04/26/2012 03:56 pm ET Updated Jun 26, 2012


As a writer I pull from various data sets to complete any one of my articles. One of my favorite areas to extract content from is music. I utilize lyrics throughout much of my writing, as I believe music is the language of the heart. As individuals, we can easily assimilate the message conveyed by most lyrical compositions and find ourselves being emotionally responsive to the allegorical nature of music, whether it is a vibrant or melancholic tonality.

Our human makeup fundamentally consists of vibration, making the brain resonate with other vibrations it encounters such as music. Distinct pitches, like the ones found in solfeggio and arpeggios tones, can elicit a sensual response, while other arrangements with more rhythmic series of scales can set us in motion. Then the question becomes a matter of syncopation (disturbance), as not all vibrations are conducive to states that elicit the brain's ability to harmonize. In nature, for instance, the Schumann Resonance frequency can be altered, causing atmospheric imbalance, whereby we react without even being consciously aware. In any case, music is far reaching into our sensory mechanism, creating a recall of memories and awareness of self.

Recently I spotted a song titled "Kissing" by Bliss that has captivated me. Over the course of one week I have played this song over and over numerous times. I began to question why I was so attracted to this song, aside from the obvious simple and romantic lyrics. Having a good ear for music, I quickly assessed the variety of instruments played in the background and the interesting arrangement of exotic sounds. Soon after, I came to the realization that "Kissing" was tugging at more than one of my higher and lower centers, tickling a vibrational frequency in me.

According to G.I. Gurdjierff, and the teachings he named "The Work," there are three main centers that trigger consciousness: intellectual, emotional and moving. The moving center, or bottom story, is further divided into three separate functions: sex, instinctive, and motor. Taking the concept of "centers" into account, we can grasp how much of our cognitive functions operate on either a reactive base or an observational stance.

We are constantly receiving similar vibrations throughout various interfaces in life. Our society, however, has conditioned our automatic default to be one of reactivity as opposed to becoming willful musicians in the rhapsody of life. In our attempt to disguise ourselves, we hold our own ground and refuse to play and display this natural wave of resonance. Consequently, we participate in what is known as the "collective unconscious," which quickly has us believing we are separate entities. Once entrained in this mindset, our thoughts disengage from what constitutes the whole of our being and our interconnectedness.

This departure from self and the intrinsic quality of our internal melody creates dissonance.
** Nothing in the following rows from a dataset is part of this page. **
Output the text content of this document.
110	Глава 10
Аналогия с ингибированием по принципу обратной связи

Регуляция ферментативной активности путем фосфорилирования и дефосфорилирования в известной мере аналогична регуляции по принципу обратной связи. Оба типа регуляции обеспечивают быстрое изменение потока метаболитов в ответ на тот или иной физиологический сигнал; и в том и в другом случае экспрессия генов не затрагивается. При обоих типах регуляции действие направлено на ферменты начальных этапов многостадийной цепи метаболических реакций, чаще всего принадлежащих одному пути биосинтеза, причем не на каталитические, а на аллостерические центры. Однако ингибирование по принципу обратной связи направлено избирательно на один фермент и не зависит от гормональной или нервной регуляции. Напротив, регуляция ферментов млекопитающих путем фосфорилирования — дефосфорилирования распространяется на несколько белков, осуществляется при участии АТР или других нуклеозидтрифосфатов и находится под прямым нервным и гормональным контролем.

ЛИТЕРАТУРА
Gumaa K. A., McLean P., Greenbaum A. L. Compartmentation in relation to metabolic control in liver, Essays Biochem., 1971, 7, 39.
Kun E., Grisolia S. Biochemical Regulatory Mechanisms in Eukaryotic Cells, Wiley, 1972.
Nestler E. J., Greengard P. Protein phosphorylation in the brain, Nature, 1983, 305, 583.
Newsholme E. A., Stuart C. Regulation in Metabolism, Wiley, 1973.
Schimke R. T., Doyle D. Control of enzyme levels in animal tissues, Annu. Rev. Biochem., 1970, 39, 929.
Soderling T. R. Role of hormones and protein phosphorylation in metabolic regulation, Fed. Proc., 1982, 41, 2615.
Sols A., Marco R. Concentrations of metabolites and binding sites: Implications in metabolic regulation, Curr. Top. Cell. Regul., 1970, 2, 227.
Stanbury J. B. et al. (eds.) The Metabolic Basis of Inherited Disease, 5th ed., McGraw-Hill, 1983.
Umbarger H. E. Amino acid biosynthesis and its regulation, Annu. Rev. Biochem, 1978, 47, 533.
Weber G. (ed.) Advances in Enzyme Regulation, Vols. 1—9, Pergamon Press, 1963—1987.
This discord causes strife and pushes us out of sync, creating a "sleep walking" effect. The main factor for this is a lack of awareness or interest in knowing how we play as actors in our own Broadway stage, the stage we know as "life." One could say we have been lulled to sleep by lower vibrational scales modifying our brainwave functions, inhibiting us from seeing the entire show.

Is it possible we have embedded ourselves in the diversity of life's little "dramas" and have forgotten the principle of KISS, "keep it simple and sincere"? In this era of consciousness-driven learning and new age awakening, becoming receptive to our "centers" is a critical piece in moving forward and understanding how we affect the reality we create for ourselves in the present moment, "now."

Our heart is our spiritual center from which all energy and action flows forth into the material plane. It is through our emotions we can language the condition of our heart, our love for others and ourselves, creating our purest form of self. Self-observation (not criticism) is pivotal in gaining intuition and a broader sense of awareness. In actualizing this pure self, creativity becomes the manifested expression of our inner wonder, laying a melodic path to our arrival into higher consciousness. In the words of Ernest Shroder: "Once we understand the magical power of a song, a melody; only then can we flow with the rhythm of life and love."

In the process of becoming authentic to our emotions, perhaps we should all be questioning how to step outside of the limiting story we perceive as our life. Take charge of creating endless possibilities through personal choice by implementing the art of "Kissing" -- allowing ourselves to ascend on a cloud, leading us on a "journey of the heart," where "there is so much to see."